At times, and rather simplistically, Parzybok does use some of his characters to hate on science, while celebrating the mystical. For instance, a collector named Per says, “It’s going to take science the next five hundred years to track down the curing properties of the jungle plants that the natives have used for the last five hundred years…The knowledge is lost because science came in like a blind rhino at a domino tournament,” as though science has no merit whatsoever, which is a greatly juvenile perspective on the matter. Still, Parzybok never allows his characters to find a balance between these two concepts, nor seriously debate this issue in even personal thoughts, which suggests he himself isn’t confident on the issue at hand.

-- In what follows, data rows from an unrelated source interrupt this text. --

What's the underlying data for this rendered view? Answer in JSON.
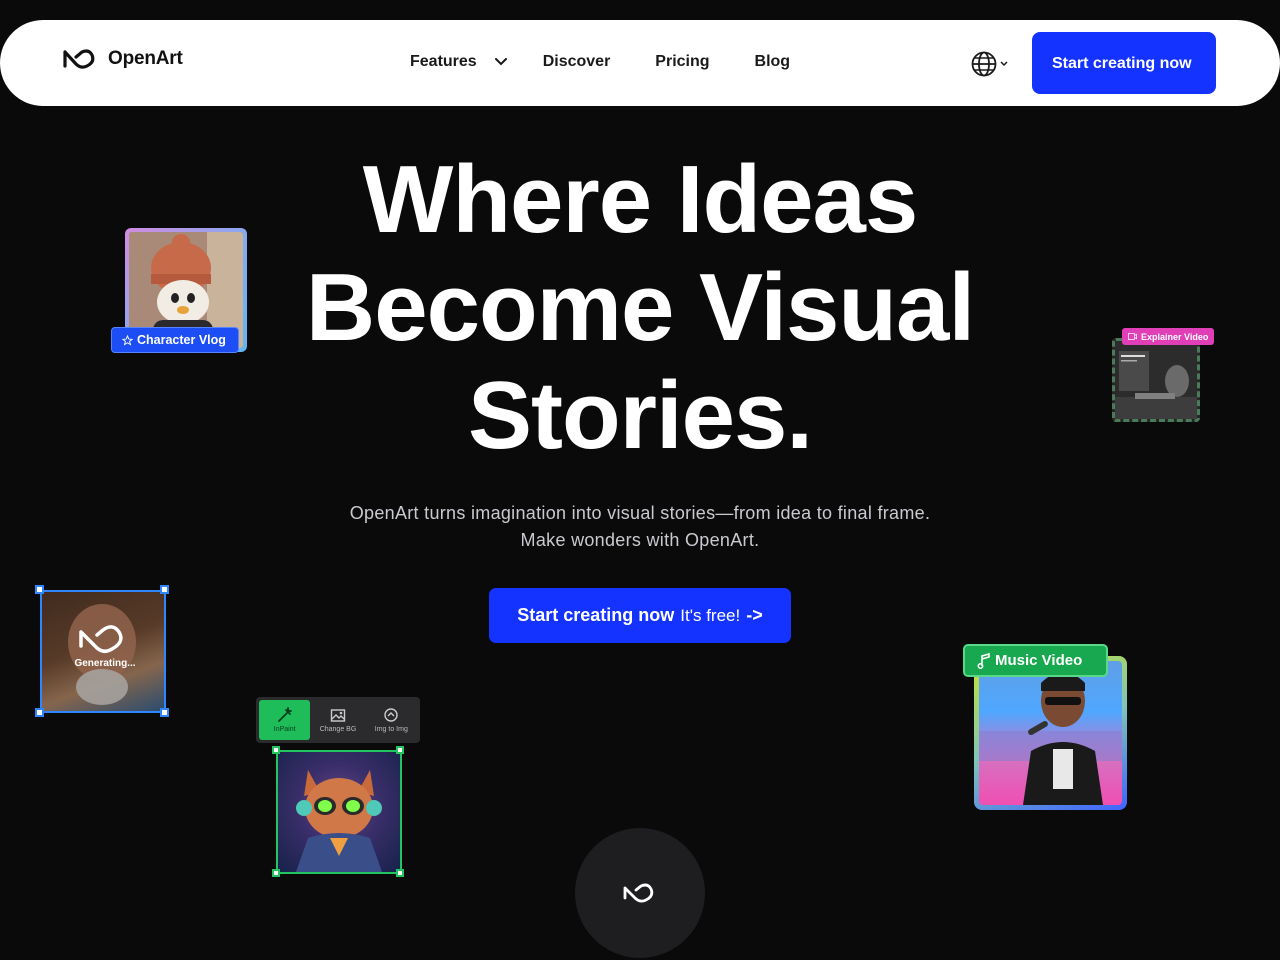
{
  "brand": {
    "name": "OpenArt",
    "accent": "#1533ff"
  },
  "nav": {
    "links": [
      "Features",
      "Discover",
      "Pricing",
      "Blog"
    ],
    "cta": "Start creating now"
  },
  "hero": {
    "title_lines": [
      "Where Ideas",
      "Become Visual",
      "Stories."
    ],
    "subtitle_lines": [
      "OpenArt turns imagination into visual stories—from idea to final frame.",
      "Make wonders with OpenArt."
    ],
    "cta_bold": "Start creating now",
    "cta_regular": "It's free!",
    "cta_arrow": "->"
  },
  "cards": {
    "character_vlog": "Character Vlog",
    "explainer_video": "Explainer Video",
    "generating": "Generating...",
    "music_video": "Music Video",
    "tools": [
      "InPaint",
      "Change BG",
      "Img to Img"
    ]
  },
  "icons": [
    "openart-logo-icon",
    "chevron-down-icon",
    "globe-icon",
    "star-icon",
    "music-note-icon",
    "video-icon",
    "inpaint-icon",
    "change-bg-icon",
    "img-to-img-icon",
    "infinity-icon"
  ]
}
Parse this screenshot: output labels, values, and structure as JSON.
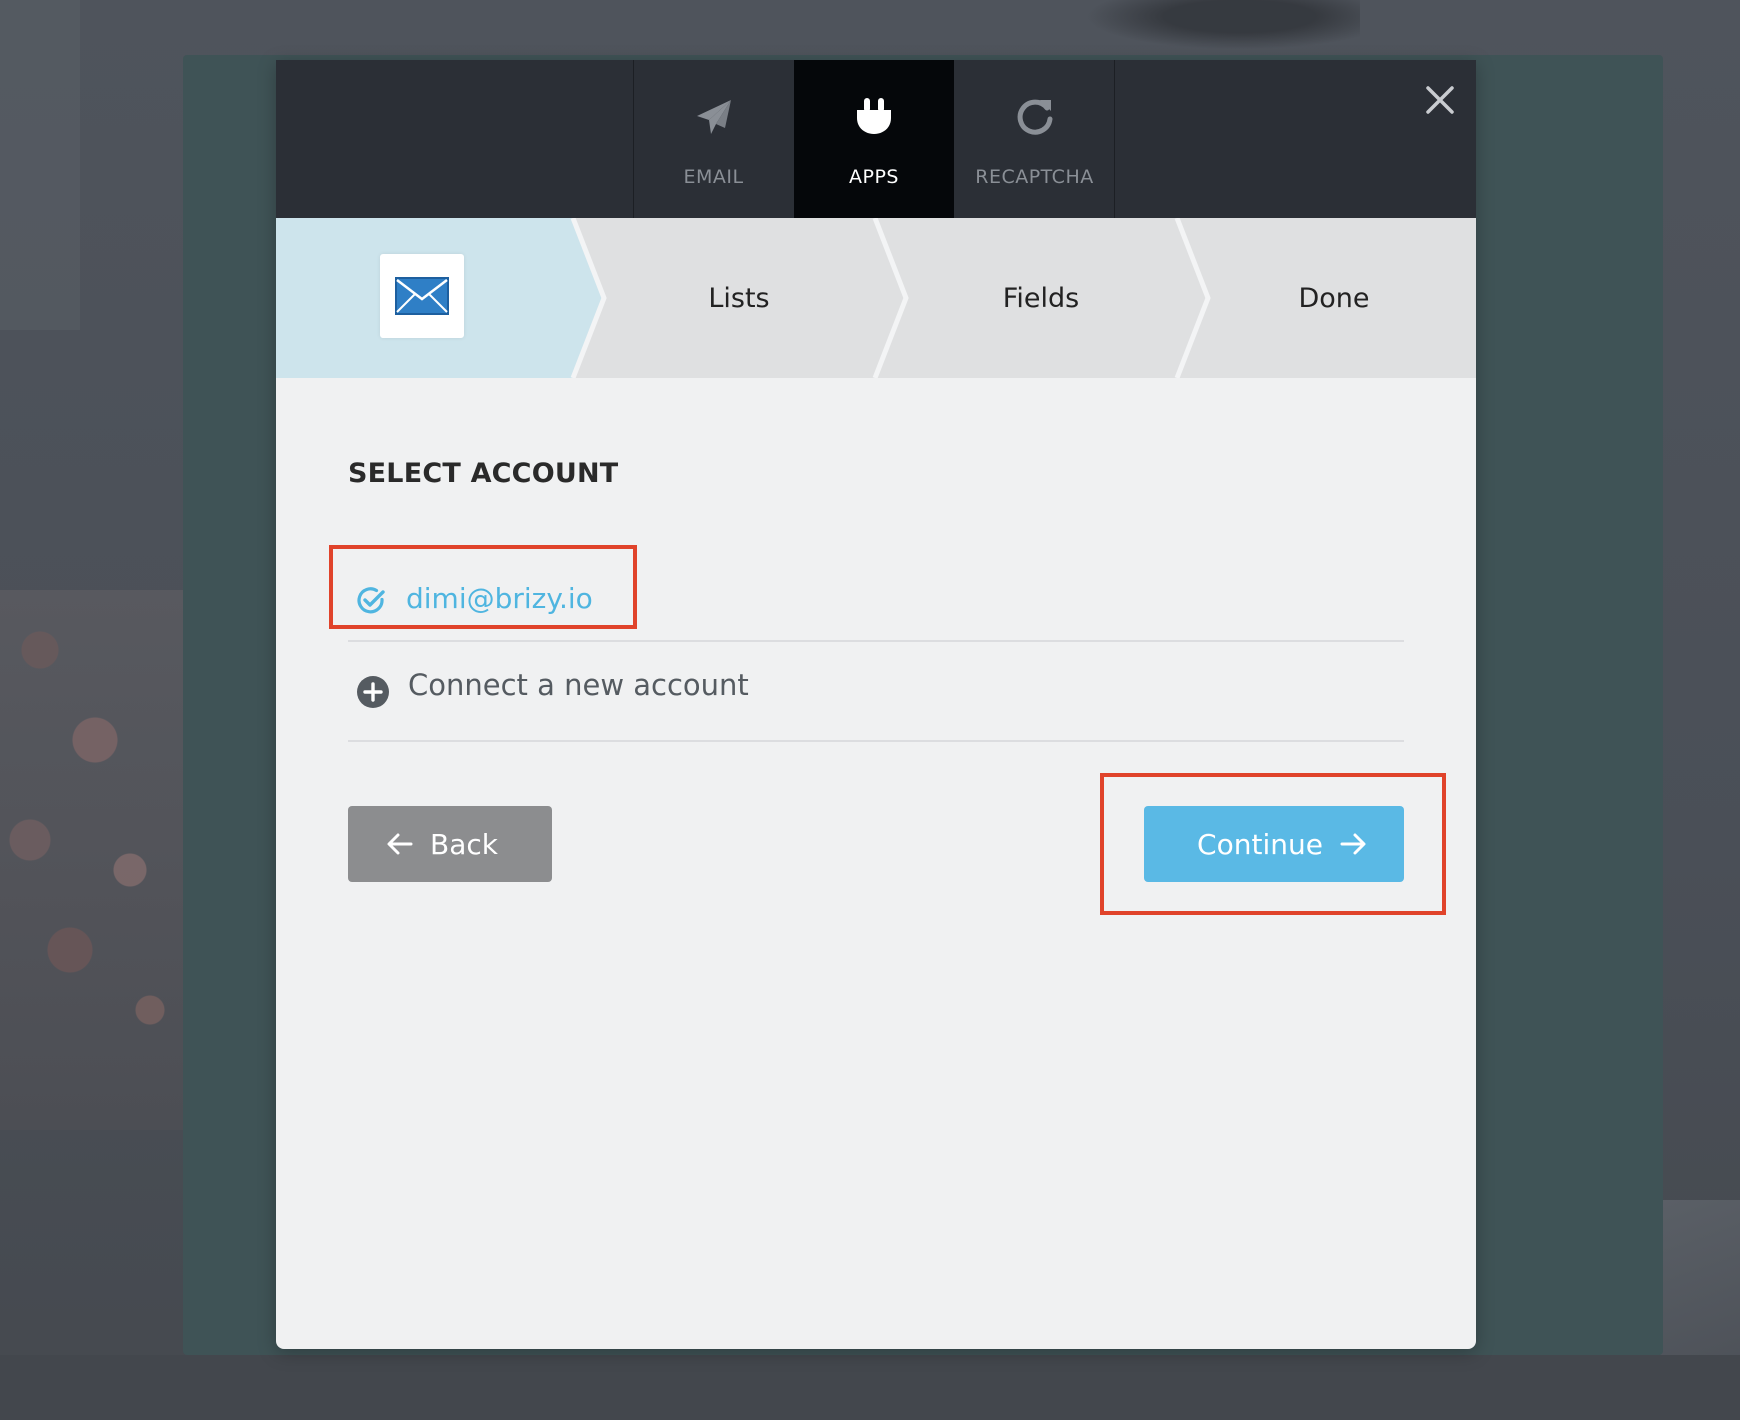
{
  "tabs": [
    {
      "label": "EMAIL",
      "icon": "paper-plane-icon",
      "active": false
    },
    {
      "label": "APPS",
      "icon": "plug-icon",
      "active": true
    },
    {
      "label": "RECAPTCHA",
      "icon": "refresh-icon",
      "active": false
    }
  ],
  "steps": [
    {
      "label": "",
      "icon": "envelope-icon",
      "active": true
    },
    {
      "label": "Lists",
      "active": false
    },
    {
      "label": "Fields",
      "active": false
    },
    {
      "label": "Done",
      "active": false
    }
  ],
  "content": {
    "section_title": "SELECT ACCOUNT",
    "account": {
      "email": "dimi@brizy.io",
      "icon": "check-circle-icon",
      "selected": true
    },
    "connect": {
      "label": "Connect a new account",
      "icon": "plus-circle-icon"
    }
  },
  "buttons": {
    "back_label": "Back",
    "continue_label": "Continue"
  },
  "colors": {
    "accent": "#5ab9e5",
    "active_step": "#cde4ec",
    "highlight": "#e0432b",
    "topbar": "#2b2f36"
  }
}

All this for what? A mere nod to the fantastical in the age of modern science? What could have made Parzybok’s Couch a huge success would have been a conclusion about imagination, an assertion about our creativity, an intensely honest portrayal of our collective need for the miraculous, instead of an over-simplified rehashing of belief’s conflicting nature. Later on, Thom even states, “There are just too many questions. This was easier when I didn’t believe it, but believing opens up a bottomless crevasse of mystery.” Obviously, but what mysteries does believing in magic open up exactly? And more importantly, where does belief lead us within our contemporary world, where couches literally envelop our fates? Talk about a missed opportunity to satirize Western civilization.


However, though Parzybok sometimes jars readers with repeated haphazard coincidences and never risks offering his own opinion on the nature of modern belief, there is an odd sense of irony to Couch as well. All comfy in your recliner or bed cracking open this book, you start to become aware of your own laziness, devouring sentence after sentence, somehow unable to act, distracted by the combination of knowledge and comfort. Think about it—whenever we’re reading, we’re always, at least symbolically, sitting on the couch, escaping from reality for a time, forgetting our responsibilities. A very effective irony indeed, but one without a powerful message, one without a call to action.


A fun adventure with a seductive premise, Parzybok’s debut Couch may capture the zaniness and frustration of magic in the modern world, but leaves a wealth of potential topics and literary expression untapped, suffering conceptually as a result.